What initially seemed like a cause for celebration after Jerome Powell hinted that a September interest rate cut “could be on the table” quickly turned into another selloff for tech stocks the day after the July Federal Open Market Committee meeting.
Investors reevaluated their positions in tech giants in light of disappointing economic data released Thursday and the latest earnings reports, shifting toward a more risk-averse approach.
The Nasdaq 100, as tracked by the Invesco QQQ Trust (NASDAQ:QQQ), tumbled 2.7% after a 3% rally on Wednesday.
The Magnificent Seven tech stocks, monitored through the Roundhill Magnificent Seven ETF (NASDAQ:MAGS), declined by 1.9%. Chipmakers faced another significant blow, with the iShares Semiconductor ETF (NYSE:SOXX) plummeting over 7%, wiping out the gains made on Wednesday.
Some investors, relying on fundamentals, see potential entry opportunities during this selloff.
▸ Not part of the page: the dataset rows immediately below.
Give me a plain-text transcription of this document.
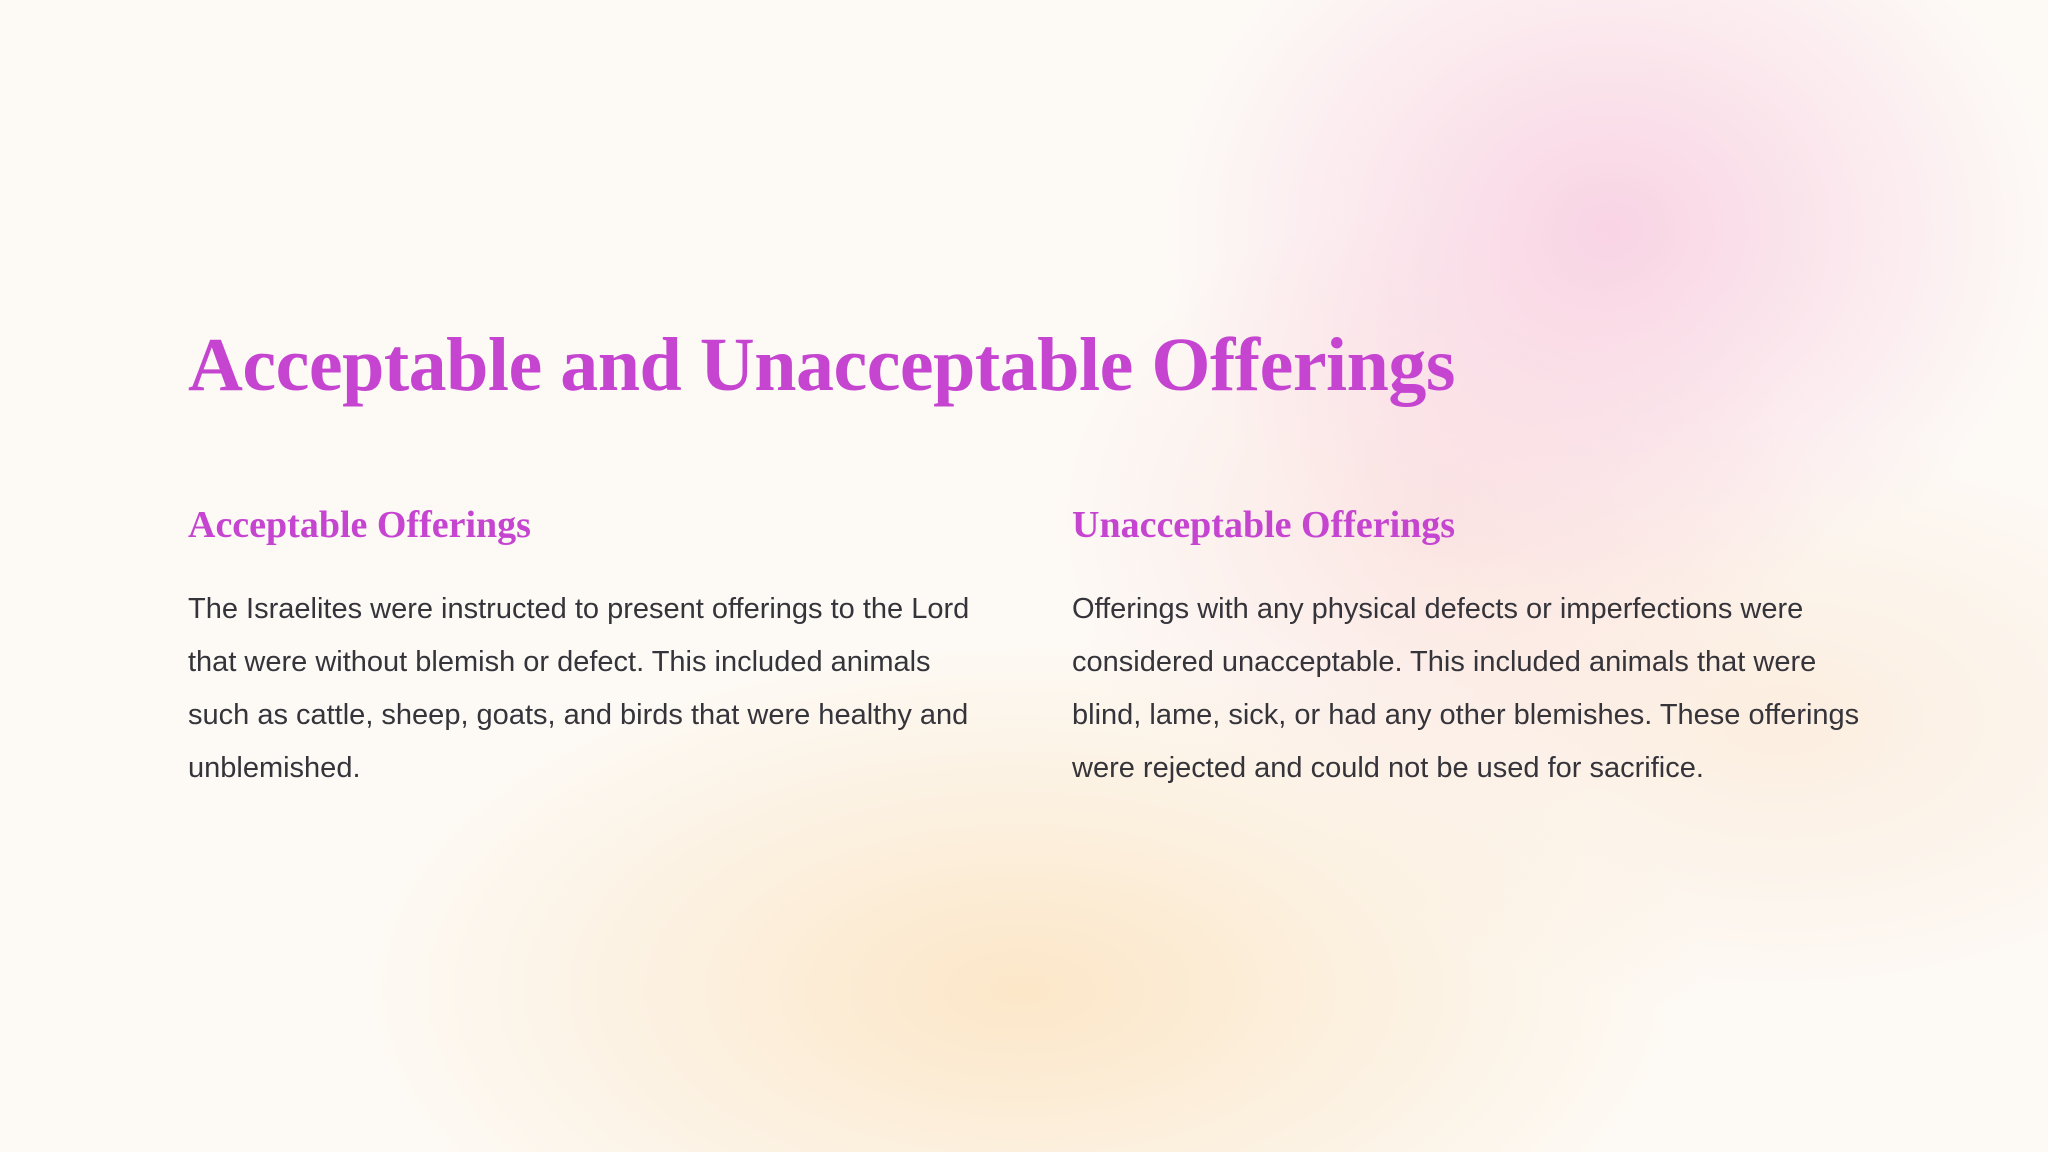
Acceptable and Unacceptable Offerings
Acceptable Offerings

The Israelites were instructed to present offerings to the Lord that were without blemish or defect. This included animals such as cattle, sheep, goats, and birds that were healthy and unblemished.

Unacceptable Offerings

Offerings with any physical defects or imperfections were considered unacceptable. This included animals that were blind, lame, sick, or had any other blemishes. These offerings were rejected and could not be used for sacrifice.
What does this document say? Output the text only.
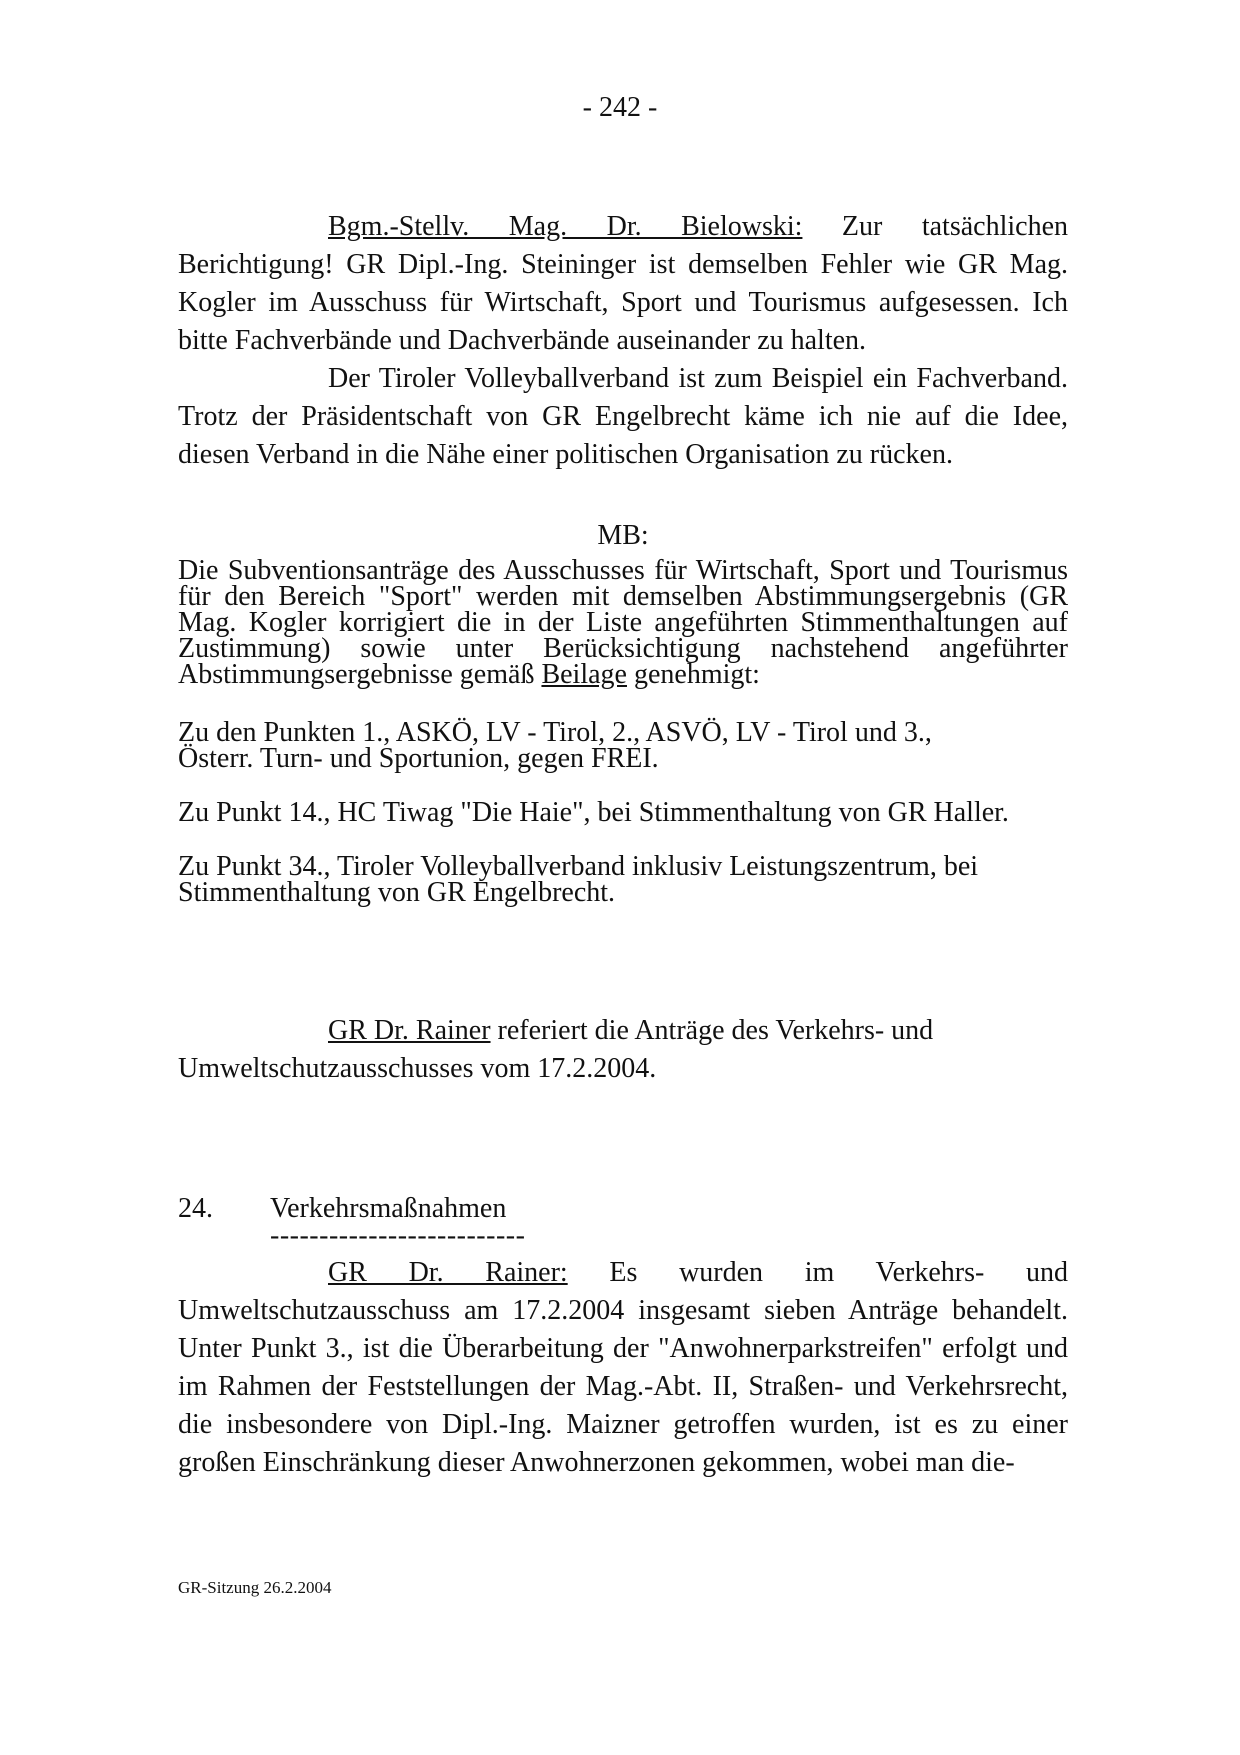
- 242 -

Bgm.-Stellv. Mag. Dr. Bielowski: Zur tatsächlichen Berichtigung! GR Dipl.-Ing. Steininger ist demselben Fehler wie GR Mag. Kogler im Ausschuss für Wirtschaft, Sport und Tourismus aufgesessen. Ich bitte Fachverbände und Dachverbände auseinander zu halten.

Der Tiroler Volleyballverband ist zum Beispiel ein Fachverband. Trotz der Präsidentschaft von GR Engelbrecht käme ich nie auf die Idee, diesen Verband in die Nähe einer politischen Organisation zu rücken.

MB:

Die Subventionsanträge des Ausschusses für Wirtschaft, Sport und Tourismus für den Bereich "Sport" werden mit demselben Abstimmungsergebnis (GR Mag. Kogler korrigiert die in der Liste angeführten Stimmenthaltungen auf Zustimmung) sowie unter Berücksichtigung nachstehend angeführter Abstimmungsergebnisse gemäß Beilage genehmigt:

Zu den Punkten 1., ASKÖ, LV - Tirol, 2., ASVÖ, LV - Tirol und 3., Österr. Turn- und Sportunion, gegen FREI.

Zu Punkt 14., HC Tiwag "Die Haie", bei Stimmenthaltung von GR Haller.

Zu Punkt 34., Tiroler Volleyballverband inklusiv Leistungszentrum, bei Stimmenthaltung von GR Engelbrecht.

GR Dr. Rainer referiert die Anträge des Verkehrs- und Umweltschutzausschusses vom 17.2.2004.

24. Verkehrsmaßnahmen
--------------------------

GR Dr. Rainer: Es wurden im Verkehrs- und Umweltschutzausschuss am 17.2.2004 insgesamt sieben Anträge behandelt. Unter Punkt 3., ist die Überarbeitung der "Anwohnerparkstreifen" erfolgt und im Rahmen der Feststellungen der Mag.-Abt. II, Straßen- und Verkehrsrecht, die insbesondere von Dipl.-Ing. Maizner getroffen wurden, ist es zu einer großen Einschränkung dieser Anwohnerzonen gekommen, wobei man die-

GR-Sitzung 26.2.2004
Ed Yardeni’s Insights On Tech Stock Prospects
Veteran Wall Street investor Ed Yardeni, chief investment strategist and president at Yardeni Research, said that despite investor disappointment in Alphabet Inc. (NASDAQ:GOOGL) (NASDAQ:GOOG) and Microsoft Corp. (NYSE:MSFT) earnings, there were no indications that artificial intelligence would fail to live up to expectations.
According to Yardeni, their capital spending plans—higher than anticipated—indicate a strong commitment to developing infrastructure to support AI.
“If that's the case, much of the selloff may be in the rearview mirror,” Yardeni wrote.
Despite the selloff, the MegaCap-8 stocks (excluding Tesla) are still enjoying “a banner year:”
- Nvidia Corp. (NASDAQ:NVDA): up 122% year-to-date through 1:30 p.m. ET Thursday.
- Meta: up 41%
- Netflix Inc. (NASDAQ:NFLX): up 29%
- Alphabet: up 22.5%
- Amazon.com Inc. (NASDAQ:AMZN): up 21.5%
- Apple Inc. (NASDAQ:AAPL): up 16.6%
- Microsoft Corp.: up 11.2%
- Tesla Inc. (NASDAQ:TSLA): down 12%
Some stocks within this group still offer attractive valuations, according to Yardeni.
For instance, he said Nvidia’s forward price-to-earnings (P/E) ratio of 32.1 is considered “extremely low” relative to its expected forward earnings growth of 60.9%. Similarly, Meta and Netflix are not fully recognized for their strong earnings growth, which almost matches their respective forward P/E ratios, he said.
“Conversely, some forward multiples are harder to justify,” Yardeni said.